MicroPDF Python Bindings

High-performance PDF manipulation library for Python with native Rust FFI bindings.

Features

🚀 Fast - Powered by Rust and MicroPDF
🐍 Pythonic - Clean, idiomatic Python API
🔧 Easy to Use - Simple API for common tasks
🎯 Type-Safe - Full type hints with mypy support
📦 Zero Dependencies - Only requires cffi
🔒 Memory Safe - Automatic resource management

Installation

From Source

# Build the Rust library first
cd ../micropdf-rs
cargo build --release

# Install Python package
cd ../micropdf-py
pip install -e .

Requirements

Python 3.8+
cffi >= 1.16.0
Compiled micropdf-rs library

Quick Start

Easy API (Recommended for Beginners)

from micropdf import EasyPDF

# Extract text from all pages
text = EasyPDF.extract_text('document.pdf')
print(text)

# Extract text from specific page
text = EasyPDF.extract_text('document.pdf', page=0)

# Render page to PNG
EasyPDF.render_to_png('document.pdf', 'output.png', page=0, dpi=300)

# Get document info
info = EasyPDF.get_info('document.pdf')
print(f"Pages: {info.page_count}")
print(f"Title: {info.title}")
print(f"Author: {info.author}")

Fluent API with Context Manager

from micropdf import EasyPDF

with EasyPDF.open('document.pdf') as pdf:
    # Get info
    print(f"Pages: {pdf.page_count()}")
    print(f"Metadata: {pdf.get_metadata()}")

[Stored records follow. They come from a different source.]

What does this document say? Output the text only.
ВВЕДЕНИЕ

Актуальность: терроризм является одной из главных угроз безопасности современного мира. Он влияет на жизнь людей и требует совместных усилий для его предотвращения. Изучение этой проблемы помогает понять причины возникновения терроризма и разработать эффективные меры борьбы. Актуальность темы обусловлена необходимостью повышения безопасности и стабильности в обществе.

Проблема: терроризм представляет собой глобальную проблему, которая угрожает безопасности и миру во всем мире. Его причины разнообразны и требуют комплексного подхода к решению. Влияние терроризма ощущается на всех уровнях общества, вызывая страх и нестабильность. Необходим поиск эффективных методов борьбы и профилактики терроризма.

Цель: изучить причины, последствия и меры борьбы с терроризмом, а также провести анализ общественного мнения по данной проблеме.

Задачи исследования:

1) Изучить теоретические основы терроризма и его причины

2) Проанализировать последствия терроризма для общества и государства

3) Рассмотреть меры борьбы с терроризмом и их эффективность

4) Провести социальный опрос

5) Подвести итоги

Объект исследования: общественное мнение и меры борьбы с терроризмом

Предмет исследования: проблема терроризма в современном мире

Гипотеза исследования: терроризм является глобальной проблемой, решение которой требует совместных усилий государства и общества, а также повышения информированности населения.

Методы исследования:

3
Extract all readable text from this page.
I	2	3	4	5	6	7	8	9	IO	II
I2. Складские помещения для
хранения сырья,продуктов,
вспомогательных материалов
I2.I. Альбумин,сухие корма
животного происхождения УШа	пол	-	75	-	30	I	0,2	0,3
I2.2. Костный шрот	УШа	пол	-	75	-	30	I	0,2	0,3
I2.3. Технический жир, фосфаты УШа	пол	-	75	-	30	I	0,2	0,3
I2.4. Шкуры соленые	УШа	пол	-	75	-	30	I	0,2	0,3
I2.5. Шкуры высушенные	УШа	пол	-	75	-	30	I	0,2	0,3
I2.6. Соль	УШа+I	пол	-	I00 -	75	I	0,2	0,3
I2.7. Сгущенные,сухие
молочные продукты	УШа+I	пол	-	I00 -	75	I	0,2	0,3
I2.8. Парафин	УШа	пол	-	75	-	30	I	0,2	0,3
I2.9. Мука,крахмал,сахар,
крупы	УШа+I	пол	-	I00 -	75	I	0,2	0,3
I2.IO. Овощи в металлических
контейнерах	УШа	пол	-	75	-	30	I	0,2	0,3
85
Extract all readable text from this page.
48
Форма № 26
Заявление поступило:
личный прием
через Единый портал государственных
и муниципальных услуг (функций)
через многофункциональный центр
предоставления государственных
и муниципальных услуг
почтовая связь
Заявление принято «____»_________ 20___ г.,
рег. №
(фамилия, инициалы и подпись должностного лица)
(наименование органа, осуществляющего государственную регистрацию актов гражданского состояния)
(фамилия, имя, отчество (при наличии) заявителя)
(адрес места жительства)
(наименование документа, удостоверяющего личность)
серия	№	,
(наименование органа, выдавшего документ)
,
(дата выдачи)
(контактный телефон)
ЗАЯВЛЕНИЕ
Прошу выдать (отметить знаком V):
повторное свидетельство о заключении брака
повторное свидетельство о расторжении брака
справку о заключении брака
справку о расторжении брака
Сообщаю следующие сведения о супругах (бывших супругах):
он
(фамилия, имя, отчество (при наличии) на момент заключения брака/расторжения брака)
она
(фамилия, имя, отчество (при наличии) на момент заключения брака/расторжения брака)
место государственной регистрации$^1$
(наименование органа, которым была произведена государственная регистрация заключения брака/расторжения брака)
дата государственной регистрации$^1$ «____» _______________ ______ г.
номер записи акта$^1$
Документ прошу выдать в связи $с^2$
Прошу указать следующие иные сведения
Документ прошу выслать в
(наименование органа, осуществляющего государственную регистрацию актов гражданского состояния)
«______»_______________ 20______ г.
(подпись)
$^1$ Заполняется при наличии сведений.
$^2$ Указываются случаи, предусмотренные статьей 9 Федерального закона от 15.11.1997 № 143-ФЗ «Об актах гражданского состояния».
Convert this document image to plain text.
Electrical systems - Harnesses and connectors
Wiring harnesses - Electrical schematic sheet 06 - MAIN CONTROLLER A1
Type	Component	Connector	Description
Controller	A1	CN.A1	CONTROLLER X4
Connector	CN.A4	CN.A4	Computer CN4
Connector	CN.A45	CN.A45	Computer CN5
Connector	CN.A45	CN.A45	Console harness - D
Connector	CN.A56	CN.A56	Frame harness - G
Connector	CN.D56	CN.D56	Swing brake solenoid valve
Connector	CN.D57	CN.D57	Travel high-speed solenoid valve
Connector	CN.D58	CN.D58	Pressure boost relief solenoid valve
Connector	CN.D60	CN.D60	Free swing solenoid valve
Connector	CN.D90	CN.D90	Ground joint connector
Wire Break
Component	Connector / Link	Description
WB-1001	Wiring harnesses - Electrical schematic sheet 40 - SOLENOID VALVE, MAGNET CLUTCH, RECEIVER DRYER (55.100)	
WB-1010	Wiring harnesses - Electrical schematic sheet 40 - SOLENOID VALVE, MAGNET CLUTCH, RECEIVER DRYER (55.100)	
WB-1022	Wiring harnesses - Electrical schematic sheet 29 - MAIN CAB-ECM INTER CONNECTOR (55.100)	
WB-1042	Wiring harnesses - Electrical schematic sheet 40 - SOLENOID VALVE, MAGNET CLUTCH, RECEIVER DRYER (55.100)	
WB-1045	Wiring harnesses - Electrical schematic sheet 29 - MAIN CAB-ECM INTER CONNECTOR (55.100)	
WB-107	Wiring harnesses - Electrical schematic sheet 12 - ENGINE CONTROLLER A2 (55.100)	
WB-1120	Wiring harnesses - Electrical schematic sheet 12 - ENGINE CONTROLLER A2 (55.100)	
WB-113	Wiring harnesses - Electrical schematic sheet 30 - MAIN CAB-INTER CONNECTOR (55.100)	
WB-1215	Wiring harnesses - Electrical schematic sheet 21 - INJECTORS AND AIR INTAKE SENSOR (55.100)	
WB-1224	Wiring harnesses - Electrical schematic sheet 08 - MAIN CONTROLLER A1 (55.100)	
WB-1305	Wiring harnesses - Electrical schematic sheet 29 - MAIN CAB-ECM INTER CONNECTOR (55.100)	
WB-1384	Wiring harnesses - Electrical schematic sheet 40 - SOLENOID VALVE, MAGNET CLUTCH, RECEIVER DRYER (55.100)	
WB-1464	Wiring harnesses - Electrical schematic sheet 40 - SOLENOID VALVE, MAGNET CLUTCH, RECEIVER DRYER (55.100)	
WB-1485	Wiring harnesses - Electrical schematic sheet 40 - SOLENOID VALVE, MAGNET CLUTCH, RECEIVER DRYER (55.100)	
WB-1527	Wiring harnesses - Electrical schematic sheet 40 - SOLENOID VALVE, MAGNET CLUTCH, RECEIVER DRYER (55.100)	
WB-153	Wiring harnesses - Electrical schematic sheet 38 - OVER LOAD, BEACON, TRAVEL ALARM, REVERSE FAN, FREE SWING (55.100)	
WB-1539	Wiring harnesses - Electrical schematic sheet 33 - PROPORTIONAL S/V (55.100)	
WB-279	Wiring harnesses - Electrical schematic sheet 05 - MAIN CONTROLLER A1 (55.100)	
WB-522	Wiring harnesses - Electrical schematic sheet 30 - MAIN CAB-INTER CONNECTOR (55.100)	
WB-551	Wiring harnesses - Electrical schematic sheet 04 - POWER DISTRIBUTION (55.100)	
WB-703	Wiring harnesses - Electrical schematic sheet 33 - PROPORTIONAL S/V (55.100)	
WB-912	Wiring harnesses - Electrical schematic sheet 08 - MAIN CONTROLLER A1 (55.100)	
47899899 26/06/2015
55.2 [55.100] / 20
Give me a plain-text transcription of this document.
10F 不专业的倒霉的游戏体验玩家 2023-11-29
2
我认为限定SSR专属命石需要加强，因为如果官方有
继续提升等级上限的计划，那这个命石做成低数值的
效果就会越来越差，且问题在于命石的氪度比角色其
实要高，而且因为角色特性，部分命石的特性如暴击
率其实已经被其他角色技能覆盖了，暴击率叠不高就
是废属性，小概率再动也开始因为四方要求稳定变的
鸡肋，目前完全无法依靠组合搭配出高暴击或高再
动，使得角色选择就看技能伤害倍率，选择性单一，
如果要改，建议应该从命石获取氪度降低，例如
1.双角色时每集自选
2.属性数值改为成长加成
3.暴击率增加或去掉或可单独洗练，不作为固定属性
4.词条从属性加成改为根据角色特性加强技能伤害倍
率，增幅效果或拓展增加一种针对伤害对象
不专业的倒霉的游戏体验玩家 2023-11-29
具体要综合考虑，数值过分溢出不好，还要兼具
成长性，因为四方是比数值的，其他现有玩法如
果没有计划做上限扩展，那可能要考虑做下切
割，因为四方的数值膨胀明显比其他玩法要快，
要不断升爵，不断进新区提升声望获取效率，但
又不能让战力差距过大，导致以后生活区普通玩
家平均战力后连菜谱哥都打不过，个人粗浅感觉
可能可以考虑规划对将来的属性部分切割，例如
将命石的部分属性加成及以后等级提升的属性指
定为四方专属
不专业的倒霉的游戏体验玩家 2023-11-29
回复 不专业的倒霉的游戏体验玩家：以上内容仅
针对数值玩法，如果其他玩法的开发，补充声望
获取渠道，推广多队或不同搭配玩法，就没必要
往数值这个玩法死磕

    # Extract text from all pages
    all_text = pdf.extract_all_text()

    # Extract text from specific page
    page_text = pdf.extract_page_text(0)

    # Search across all pages
    results = pdf.search_all('keyword')
    for result in results:
        print(f"Found on page {result['page_num']}: {result['bbox']}")

    # Render pages
    pdf.render_page(0, 'page0.png', dpi=300)

    # Render all pages
    paths = pdf.render_all_pages('output_dir', dpi=150)
    print(f"Generated {len(paths)} images")

Low-Level API (Advanced)

from micropdf import Context, Document, Pixmap, Colorspace, Matrix

# Create context
with Context() as ctx:
    # Open document
    with Document.open(ctx, 'document.pdf') as doc:
        print(f"Pages: {doc.page_count()}")
        print(f"Title: {doc.get_metadata('Title')}")

        # Load page
        with doc.load_page(0) as page:
            # Get page bounds
            bounds = page.bounds()
            print(f"Size: {bounds.width()} x {bounds.height()}")

            # Extract text
            text = page.extract_text()
            print(text[:100])

            # Render to pixmap
            matrix = Matrix.scale(2.0, 2.0)  # 2x scale = 144 DPI
            colorspace = Colorspace.device_rgb(ctx)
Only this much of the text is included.